Голод (Попова) - страница 71


Я уже и забыла, когда нормально общалась с друзьями, полностью поглощенная первыми отношениями в своей жизни. Больными отношениями.


Так нельзя любить. Нельзя зависать на человеке настолько, что кажется, умираешь, если он перестает смотреть на тебя, касаться тебя, любить тебя.


Он не признавался. Ему и не надо было. Я видела. Чувствовала. Знала! Знала! Я все слышишь, знаю.


Он был груб со всеми. Никогда не шутил. Говорил четко, коротко, по делу. Играл роль, носил маску. И только рядом со мной, за шторкой, автомобильной дверцей, дверью в квартиры, он стягивал ее так же быстро, как мои трусики.


– Сними их, хочу вылизать тебе писечку.


Боже, он когда это сказал, я смеялась очень долго. Смеялась и все равно следовала его приказу. Смеялась, пока он опрокидывал меня на стол и задирал ноги за голову. И тут же прекращала смеяться, когда он опалял дыханием промежность, смотря прямо в глаза:


– Я же говорю. Писечка. Тугая, розовая, горячая и влажная. А знаешь, что самое главное?


– Что, – спрашивала я, срывающимся шепотом, чувствуя как сердце заходится в бешеном, бесконечно прекрасном ритме.


– Только моя, – переводил он взгляд туда, опускал как в чащу палец, заставляя издать порочный стон и задержать дыхание, пока пробовал сок из этой чаши. – Сладкая.


– Василиса, – услышала я сквозь шум мыслей родной хриплый голос и вскочила, подбежала, упала в ноги перед кроватью и схватила руку.


Целую каждый палец, укладываю щеку в ладонь, смотрю еще в поддернутые лекарственной дымкой глаза.


Живой. Дышит. Разговаривает. Больше и не надо ничего. Люблю его. Больше жизни ведь люблю.


– Я тут, тут мой хороший. Болит что-нибудь? Ритм ровный, температуры нет. Пить хочешь? Я принесу.

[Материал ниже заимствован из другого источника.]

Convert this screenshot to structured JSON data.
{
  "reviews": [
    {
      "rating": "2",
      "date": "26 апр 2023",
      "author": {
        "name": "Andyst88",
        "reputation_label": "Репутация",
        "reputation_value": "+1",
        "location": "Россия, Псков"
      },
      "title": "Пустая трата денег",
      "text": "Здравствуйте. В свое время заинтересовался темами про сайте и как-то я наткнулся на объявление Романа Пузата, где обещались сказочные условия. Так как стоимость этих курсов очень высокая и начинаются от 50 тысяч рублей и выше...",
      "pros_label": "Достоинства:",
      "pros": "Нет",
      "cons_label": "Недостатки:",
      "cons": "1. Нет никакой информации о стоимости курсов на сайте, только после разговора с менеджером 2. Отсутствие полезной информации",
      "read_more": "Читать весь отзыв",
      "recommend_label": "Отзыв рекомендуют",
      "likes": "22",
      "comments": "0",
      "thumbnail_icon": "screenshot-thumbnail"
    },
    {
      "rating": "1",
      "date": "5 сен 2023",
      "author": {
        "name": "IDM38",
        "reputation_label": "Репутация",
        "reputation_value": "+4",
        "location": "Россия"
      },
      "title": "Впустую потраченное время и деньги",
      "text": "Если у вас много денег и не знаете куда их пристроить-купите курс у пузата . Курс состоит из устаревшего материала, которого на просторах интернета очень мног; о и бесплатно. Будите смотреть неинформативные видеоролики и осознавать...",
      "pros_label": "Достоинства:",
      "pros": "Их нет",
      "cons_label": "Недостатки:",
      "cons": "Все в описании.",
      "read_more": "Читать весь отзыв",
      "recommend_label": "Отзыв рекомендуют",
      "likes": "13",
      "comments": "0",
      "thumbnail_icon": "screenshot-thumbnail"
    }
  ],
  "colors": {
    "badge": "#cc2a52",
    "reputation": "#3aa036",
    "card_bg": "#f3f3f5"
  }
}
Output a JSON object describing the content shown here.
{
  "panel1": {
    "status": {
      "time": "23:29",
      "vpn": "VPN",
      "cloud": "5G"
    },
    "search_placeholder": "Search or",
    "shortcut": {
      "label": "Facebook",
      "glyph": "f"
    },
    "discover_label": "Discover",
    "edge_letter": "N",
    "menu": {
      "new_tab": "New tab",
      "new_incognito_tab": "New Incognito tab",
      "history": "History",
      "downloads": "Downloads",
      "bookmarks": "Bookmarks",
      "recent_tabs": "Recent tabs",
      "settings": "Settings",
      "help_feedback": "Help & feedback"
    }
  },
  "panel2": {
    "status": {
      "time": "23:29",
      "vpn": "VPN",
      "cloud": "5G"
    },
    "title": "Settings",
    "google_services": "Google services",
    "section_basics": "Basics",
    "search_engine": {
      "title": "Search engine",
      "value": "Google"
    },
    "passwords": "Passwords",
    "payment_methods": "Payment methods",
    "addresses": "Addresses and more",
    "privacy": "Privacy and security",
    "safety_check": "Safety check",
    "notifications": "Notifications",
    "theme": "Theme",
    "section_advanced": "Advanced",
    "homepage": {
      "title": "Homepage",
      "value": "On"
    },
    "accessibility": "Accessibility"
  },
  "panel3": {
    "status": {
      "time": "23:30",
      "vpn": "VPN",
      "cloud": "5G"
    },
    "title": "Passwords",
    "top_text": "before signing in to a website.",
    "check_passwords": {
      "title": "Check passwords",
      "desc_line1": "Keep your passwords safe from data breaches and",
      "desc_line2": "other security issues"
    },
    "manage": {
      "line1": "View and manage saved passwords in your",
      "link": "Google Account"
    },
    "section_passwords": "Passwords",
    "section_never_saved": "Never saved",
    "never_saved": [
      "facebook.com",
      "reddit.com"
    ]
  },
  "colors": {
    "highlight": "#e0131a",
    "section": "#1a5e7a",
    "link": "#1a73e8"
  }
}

Я хотела пойти за стаканом, уже встала с колен, но его, удивительно сильная для такого состояния рука, схватила меня за запястье, останавливая.


– Не применяй силу. Тебе восстанавливаться надо, – улыбаюсь, прошу.


– Сядь.


Я замерла. Его тон. Этот взгляд. Словно он там, на скале. Я протягиваю руку, кричу «помоги выбраться!», а он молчит. Молчит, о чем-то думает. Нехорошем. Он тоже понимает. Заигрались. Только вот выводы в его глазах другие. Ужасные. Ненужные.


Тело бьет озноб, и я сажусь, чувствуя, что ко мне медленно подбирается пиздец. Не смей Макар. Не делай того, о чем потом будешь жалеть. Того от чего я умру.


– Тебя не задело?


– Нет, ты же меня прикрыл, – лепечу, улыбаюсь, глажу его руку, но он. отнимает ее. Свою руку. Отнимает от моей. Словно сердце рвет на части.


– А могло задеть.


 Тело напряженно до предела. Кто-то тянет его как струну, вот только теперь ни грамма предвкушения удовольствия, только боль. Острая. Обжигающая.